Energy restriction is an important therapeutic approach leading to improvement of glucose control in patients with type 2 diabetes. Nevertheless, the compliance of patients to long-term hypocaloric diet is limited, and other approaches more acceptable from the patient perspective are needed. Intermittent fasting represents an alternative and more physiological way to prevent deleterious effects of chronic excess of food intake. This approach enables the combination of energy-restricted and unrestricted days, which is better accepted by the majority of patients. In both experimental and clinical studies, intermittent fasting has been shown to improve insulin sensitivity and glucose control along with modest decreases in body weight (8). The long-term effects of intermittent fasting on glucose control and diabetes complications are largely unknown.
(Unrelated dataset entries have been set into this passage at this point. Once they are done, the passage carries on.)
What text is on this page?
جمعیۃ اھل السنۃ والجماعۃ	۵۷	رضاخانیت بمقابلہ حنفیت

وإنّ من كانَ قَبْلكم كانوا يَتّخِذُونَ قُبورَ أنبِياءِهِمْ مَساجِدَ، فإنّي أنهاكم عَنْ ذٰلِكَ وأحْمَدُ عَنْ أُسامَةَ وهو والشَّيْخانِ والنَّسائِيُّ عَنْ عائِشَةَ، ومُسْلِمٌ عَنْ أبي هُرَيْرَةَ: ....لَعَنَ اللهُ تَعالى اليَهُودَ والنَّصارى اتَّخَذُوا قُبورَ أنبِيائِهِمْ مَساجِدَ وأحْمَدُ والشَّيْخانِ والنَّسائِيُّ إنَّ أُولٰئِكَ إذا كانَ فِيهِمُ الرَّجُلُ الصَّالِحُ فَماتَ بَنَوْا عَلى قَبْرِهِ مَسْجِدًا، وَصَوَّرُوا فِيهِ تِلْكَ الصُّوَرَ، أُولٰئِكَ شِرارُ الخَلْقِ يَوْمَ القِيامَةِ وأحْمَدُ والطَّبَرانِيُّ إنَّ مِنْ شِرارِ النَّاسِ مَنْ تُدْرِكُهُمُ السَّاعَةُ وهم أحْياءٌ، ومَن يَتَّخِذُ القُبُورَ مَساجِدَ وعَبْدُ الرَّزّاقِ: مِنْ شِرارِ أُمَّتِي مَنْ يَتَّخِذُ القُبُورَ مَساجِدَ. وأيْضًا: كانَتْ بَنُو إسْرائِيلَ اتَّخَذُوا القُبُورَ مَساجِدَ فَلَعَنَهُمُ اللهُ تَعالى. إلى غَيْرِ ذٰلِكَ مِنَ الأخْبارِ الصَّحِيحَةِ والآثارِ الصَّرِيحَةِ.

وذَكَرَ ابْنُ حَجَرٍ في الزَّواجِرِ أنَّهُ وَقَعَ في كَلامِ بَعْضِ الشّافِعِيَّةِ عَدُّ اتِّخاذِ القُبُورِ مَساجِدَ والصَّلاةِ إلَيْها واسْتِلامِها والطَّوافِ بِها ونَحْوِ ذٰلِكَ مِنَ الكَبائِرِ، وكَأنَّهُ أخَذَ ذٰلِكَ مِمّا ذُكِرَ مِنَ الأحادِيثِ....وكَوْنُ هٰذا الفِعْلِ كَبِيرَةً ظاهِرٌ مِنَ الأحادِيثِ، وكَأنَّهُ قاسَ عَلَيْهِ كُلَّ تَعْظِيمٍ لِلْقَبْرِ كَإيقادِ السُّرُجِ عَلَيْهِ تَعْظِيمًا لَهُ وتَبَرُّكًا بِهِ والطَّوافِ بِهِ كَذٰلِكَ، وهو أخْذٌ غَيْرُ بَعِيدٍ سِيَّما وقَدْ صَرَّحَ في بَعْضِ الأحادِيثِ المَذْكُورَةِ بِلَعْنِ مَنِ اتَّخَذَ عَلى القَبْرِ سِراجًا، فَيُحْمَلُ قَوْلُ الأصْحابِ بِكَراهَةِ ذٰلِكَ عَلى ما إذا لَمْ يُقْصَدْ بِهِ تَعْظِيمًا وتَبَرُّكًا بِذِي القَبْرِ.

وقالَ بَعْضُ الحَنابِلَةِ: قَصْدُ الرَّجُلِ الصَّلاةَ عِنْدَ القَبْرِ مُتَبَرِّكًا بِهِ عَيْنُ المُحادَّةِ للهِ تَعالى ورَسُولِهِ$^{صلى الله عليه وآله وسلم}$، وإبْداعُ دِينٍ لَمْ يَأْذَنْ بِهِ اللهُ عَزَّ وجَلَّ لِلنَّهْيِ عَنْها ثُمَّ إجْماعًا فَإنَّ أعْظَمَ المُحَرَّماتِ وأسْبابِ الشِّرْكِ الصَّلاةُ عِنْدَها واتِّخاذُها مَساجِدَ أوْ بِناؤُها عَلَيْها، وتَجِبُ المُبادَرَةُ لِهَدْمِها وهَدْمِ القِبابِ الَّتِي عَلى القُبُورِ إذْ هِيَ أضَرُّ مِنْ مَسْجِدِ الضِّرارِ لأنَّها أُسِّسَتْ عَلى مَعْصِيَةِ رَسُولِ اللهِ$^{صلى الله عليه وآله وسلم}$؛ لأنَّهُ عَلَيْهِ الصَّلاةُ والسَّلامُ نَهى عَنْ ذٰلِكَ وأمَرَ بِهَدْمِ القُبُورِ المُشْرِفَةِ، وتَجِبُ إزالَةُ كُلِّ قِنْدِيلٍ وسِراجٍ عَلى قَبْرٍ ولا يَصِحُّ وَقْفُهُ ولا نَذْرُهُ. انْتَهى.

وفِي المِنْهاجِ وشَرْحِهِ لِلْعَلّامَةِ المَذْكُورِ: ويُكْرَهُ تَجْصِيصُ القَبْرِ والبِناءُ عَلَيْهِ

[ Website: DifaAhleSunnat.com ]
In this issue of Diabetes, Beli et al. (9) bring an important body of evidence to the puzzle of possible effects of intermittent fasting on the reduction of microvascular diabetes complications. They used the genetic model of severe type 2 diabetes leptin receptor–deficient db/db mice to study the effects of intermittent fasting versus ad libitum feeding on long-term survival, metabolic parameters, and diabetic retinopathy. They found that, despite no significant effects of intermittent fasting on body weight or glucose control, this regimen resulted in longer survival and reduction of diabetic retinopathy end points, including acellular capillaries and leukocyte infiltration, in db/db mice. They further demonstrated that intermittent fasting markedly altered gut microbiota composition with increased levels of Firmicutes and decreased Bacteroidetes and Verrucomicrobia along with improvement in gut structure, including increased gut mucin, goblet cell number, and villi length and reduced peptidoglycan, suggesting improved gut barrier. Most importantly, intermittent fasting increased concentrations of tauroursodeoxycholate (TUDCA), a secondary bile acid with neuroprotective properties (10). The authors have demonstrated the presence of TUDCA TGR5 receptors in neural cells of the retina, and pharmacological activation of TGR5 by potent semisynthetic bile acid derivative INT-767 (11) prevented diabetic retinopathy in another diabetic mouse model. This led the authors to the conclusion that intermittent fasting modified the gut microbiota toward species that produce TUDCA, which subsequently prevented retinopathy by TGR5 activation in retinal neural cells. The hypothetic mechanism of action of intermittent fasting on diabetic retinopathy is depicted in Fig. 1.

Figure 1

Potential mechanisms of diabetic retinopathy improvement by intermittent fasting.

Figure 1

Potential mechanisms of diabetic retinopathy improvement by intermittent fasting.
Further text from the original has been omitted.